Denn eine Wiederwahl allein von Villis können sich viele Fans nicht vorstellen. Villis hat in mehr als zehn Jahren an der Vereinsspitze einiges erreicht und den Klub zu Beginn sogar finanziell über Wasser gehalten, aber auch viel Porzellan zerschlagen. Mehrere Führungskräfte haben den VfL auch seinetwegen verlassen. Vor einigen Monaten haben ihm sogar langjährige Weggefährten wie Uwe Tigges und Martin Volpers das Vertrauen entzogen. Dass ausgerechnet Villis für einen Neuanfang stehen will, klingt in den Ohren mancher Fans paradox, liegt aber in der Zusammensetzung des Teams begründet. Villis geht mit vier Neulingen ins Rennen: mit Till Grönemeyer, Bettina Stratmann, Christian Stenneken und Luthe, dem Kopf der Kampagne, über den ein Großteil der Kommunikation lief. Luthe hat seine Reichweite in den digitalen Medien genutzt, um mit den Fans zu kommunizieren, sich sogar proaktiv in Diskussionen eingemischt, wenngleich er die Kommentarfunktion manchmal einfach ausgestellt hat.
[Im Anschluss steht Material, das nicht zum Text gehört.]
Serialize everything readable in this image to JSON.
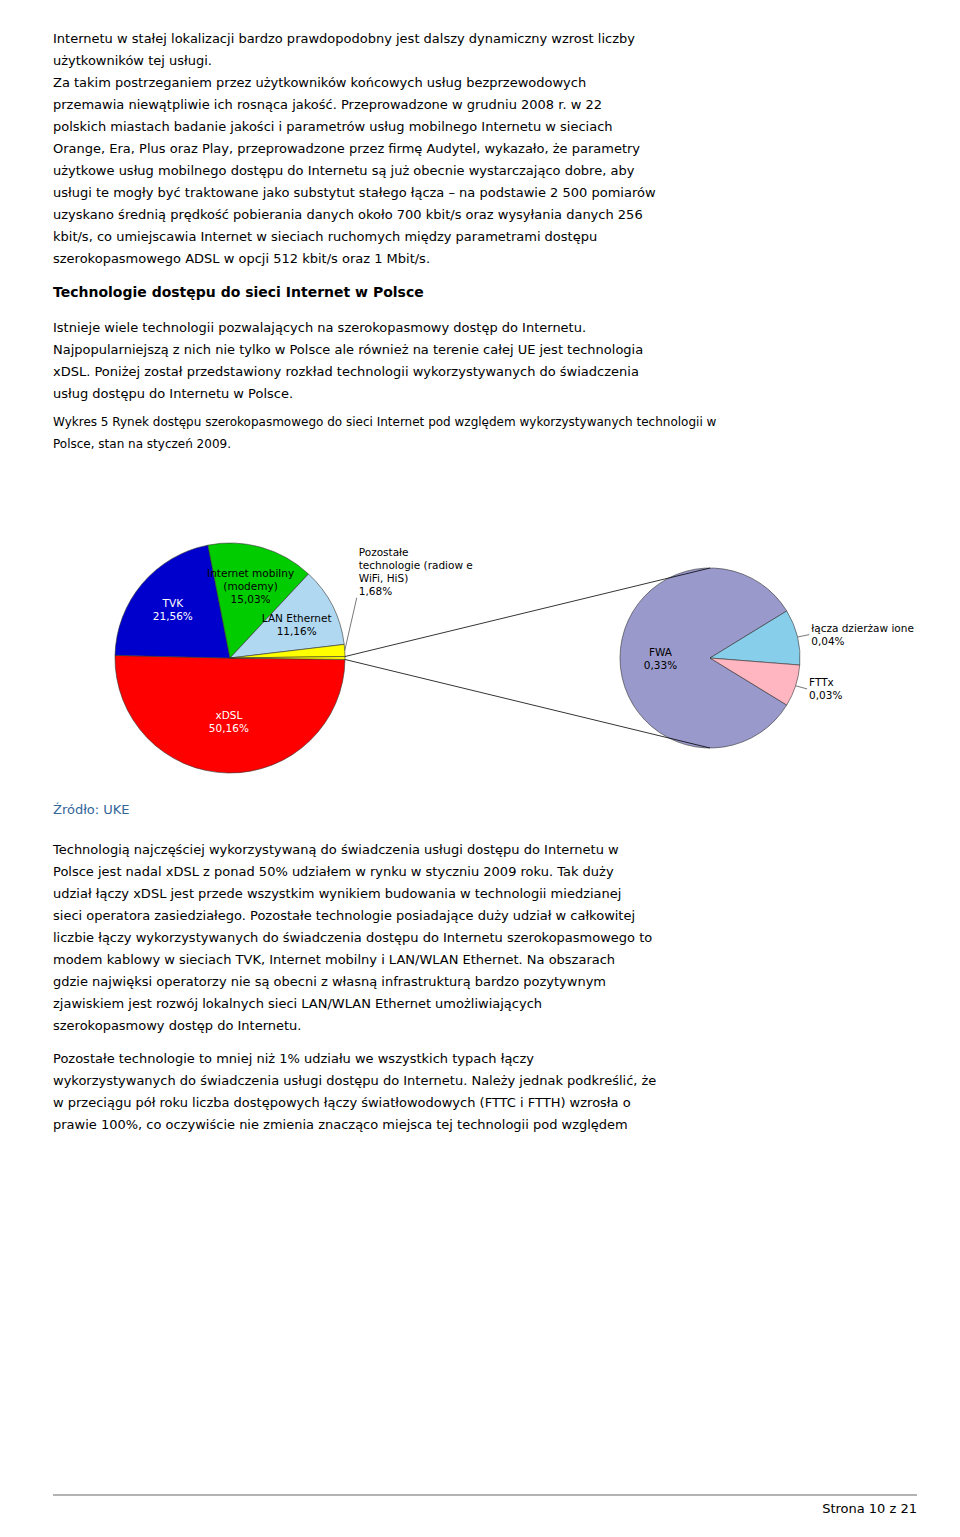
{
  "page": {
    "page_text_top": [
      "Internetu w stałej lokalizacji bardzo prawdopodobny jest dalszy dynamiczny wzrost liczby",
      "użytkowników tej usługi.",
      "Za takim postrzeganiem przez użytkowników końcowych usług bezprzewodowych",
      "przemawia niewątpliwie ich rosnąca jakość. Przeprowadzone w grudniu 2008 r. w 22",
      "polskich miastach badanie jakości i parametrów usług mobilnego Internetu w sieciach",
      "Orange, Era, Plus oraz Play, przeprowadzone przez firmę Audytel, wykazało, że parametry",
      "użytkowe usług mobilnego dostępu do Internetu są już obecnie wystarczająco dobre, aby",
      "usługi te mogły być traktowane jako substytut stałego łącza – na podstawie 2 500 pomiarów",
      "uzyskano średnią prędkość pobierania danych około 700 kbit/s oraz wysyłania danych 256",
      "kbit/s, co umiejscawia Internet w sieciach ruchomych między parametrami dostępu",
      "szerokopasmowego ADSL w opcji 512 kbit/s oraz 1 Mbit/s."
    ],
    "section_title": "Technologie dostępu do sieci Internet w Polsce",
    "para1": [
      "Istnieje wiele technologii pozwalających na szerokopasmowy dostęp do Internetu.",
      "Najpopularniejszą z nich nie tylko w Polsce ale również na terenie całej UE jest technologia",
      "xDSL. Poniżej został przedstawiony rozkład technologii wykorzystywanych do świadczenia",
      "usług dostępu do Internetu w Polsce."
    ],
    "caption": [
      "Wykres 5 Rynek dostępu szerokopasmowego do sieci Internet pod względem wykorzystywanych technologii w",
      "Polsce, stan na styczeń 2009."
    ],
    "source_text": "Źródło: UKE",
    "para2": [
      "Technologią najczęściej wykorzystywaną do świadczenia usługi dostępu do Internetu w",
      "Polsce jest nadal xDSL z ponad 50% udziałem w rynku w styczniu 2009 roku. Tak duży",
      "udział łączy xDSL jest przede wszystkim wynikiem budowania w technologii miedzianej",
      "sieci operatora zasiedziałego. Pozostałe technologie posiadające duży udział w całkowitej",
      "liczbie łączy wykorzystywanych do świadczenia dostępu do Internetu szerokopasmowego to",
      "modem kablowy w sieciach TVK, Internet mobilny i LAN/WLAN Ethernet. Na obszarach",
      "gdzie najwięksi operatorzy nie są obecni z własną infrastrukturą bardzo pozytywnym",
      "zjawiskiem jest rozwój lokalnych sieci LAN/WLAN Ethernet umożliwiających",
      "szerokopasmowy dostęp do Internetu."
    ],
    "para3": [
      "Pozostałe technologie to mniej niż 1% udziału we wszystkich typach łączy",
      "wykorzystywanych do świadczenia usługi dostępu do Internetu. Należy jednak podkreślić, że",
      "w przeciągu pół roku liczba dostępowych łączy światłowodowych (FTTC i FTTH) wzrosła o",
      "prawie 100%, co oczywiście nie zmienia znacząco miejsca tej technologii pod względem"
    ],
    "footer": "Strona 10 z 21"
  },
  "chart_data": [
    {
      "type": "pie",
      "categories": [
        "xDSL",
        "TVK",
        "Internet mobilny\n(modemy)",
        "LAN Ethernet",
        "Pozostałe\ntechnologie (radiow e\nWiFi, HiS)",
        null
      ],
      "values": [
        50.16,
        21.56,
        15.03,
        11.16,
        1.68,
        0.41
      ],
      "value_labels": [
        "50,16%",
        "21,56%",
        "15,03%",
        "11,16%",
        "1,68%",
        null
      ],
      "colors": [
        "#ff0000",
        "#0000cc",
        "#00cc00",
        "#b0d8f0",
        "#ffff00",
        "#ffff00"
      ]
    },
    {
      "type": "pie",
      "categories": [
        "FWA",
        "łącza dzierżaw ione",
        "FTTx"
      ],
      "values": [
        0.33,
        0.04,
        0.03
      ],
      "value_labels": [
        "0,33%",
        "0,04%",
        "0,03%"
      ],
      "colors": [
        "#9999cc",
        "#87ceeb",
        "#ffb6c1"
      ]
    }
  ]
}
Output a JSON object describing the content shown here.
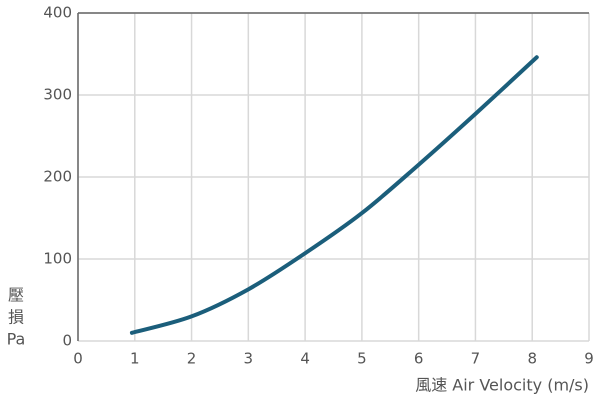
{
  "chart_data": {
    "type": "line",
    "x_label": "風速  Air Velocity (m/s)",
    "y_label": [
      "壓",
      "損",
      "Pa"
    ],
    "x": [
      0.95,
      2,
      3,
      4,
      5,
      6,
      7,
      8.08
    ],
    "series": [
      {
        "color": "#1b5e7b",
        "values": [
          10,
          30,
          63,
          107,
          156,
          215,
          277,
          346
        ]
      }
    ],
    "xlim": [
      0,
      9
    ],
    "xticks": [
      0,
      1,
      2,
      3,
      4,
      5,
      6,
      7,
      8,
      9
    ],
    "ylim": [
      0,
      400
    ],
    "yticks": [
      0,
      100,
      200,
      300,
      400
    ],
    "grid": true
  }
}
Neue und altbekannte Gesichter
Villis agierte in den Wochen des Wahlkampfes eher im Hintergrund, obwohl einiges darauf hindeutet, dass er den Vorsitz zunächst wieder übernehmen wird. Der Energiemanager hat seinen Teamkollegen aber versprochen, im Falle eines Wahlsieges höchstens noch zwei Jahre an der Vereinsspitze zu stehen und den Staffelstab anschließend an Luthe oder an ein anderes Teammitglied zu übergeben. Wer dafür sonst noch infrage käme, ist offen. Till Grönemeyer, Neffe von Herbert, Multi-Unternehmer und Investor in verschiedenen Branchen, ist bislang noch gar nicht im VfL-Kosmos in Erscheinung getreten. Der Bochumer Rechtsanwalt Christian Stenneken, Partner einer großen Kanzlei und Experte für Infrastrukturthemen, ist zumindest in der VIP-Lounge ein bekanntes Gesicht. Komplettiert wird das Team von Bettina Stratmann, früher selbstständig in der Mode- und Logistik-Branche. VfL-Legende Jupp Tenhagen aus dem bisherigen Präsidium soll nach der Wahl kooptiert werden.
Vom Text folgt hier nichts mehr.